I remember clearly the day when my 30-30 finally found its mark...the thrill of a snapping twig, slipping the safe off and raising the rifle, waiting, straining to see through snowflakes, aiming, heart racing, adrenaline shutting out the cold, waiting a few more agonizing seconds to make sure, squeezing the trigger, barely feeling the recoil, ejecting the bullet, aiming again, squeezing again, watching helplessly as the deer disappeared, running awkwardly after it in heavy boots, struggling to keep upright on the frozen tufts of dead grass...My father, hampered by his color blindness, looked to me to follow the trail of bright red drops on the brown forest floor. Finally sighting the downed deer, he strode up to it, proud of his daughter and pleased with our day. Pulling out his knife to claim it as ours, he warmed his hands in the rising steam as he worked.
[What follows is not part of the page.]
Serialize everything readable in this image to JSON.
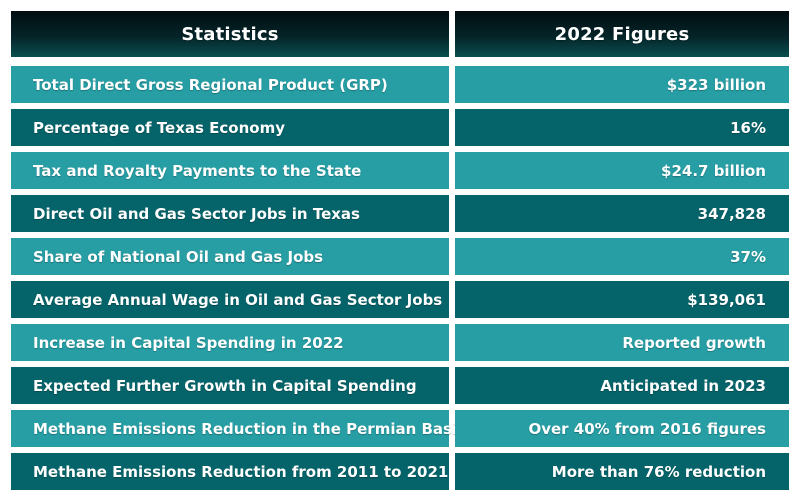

By my mid-twenties, I stopped hunting, growing too soft to stand in freezing weather, swayed by a husband who only hunted with a bow, busy with job and family, and reaching a point, as my youngest son put it, where I didn’t want to kill those forest creatures. For several years, though, hunting created a strong bond between my father and me. My love for the land and its wildlife also grew from those hours spent traipsing through the fields and forests of beautiful Bradford County.

As I slam the Buick door and head for Macys my attention starts to shift to the Christmas presents waiting inside. One last first-day thought crosses my mind—a reminder to myself to call my father, a master hunter into his eighties. I’ll say, “Thanks for the memories.”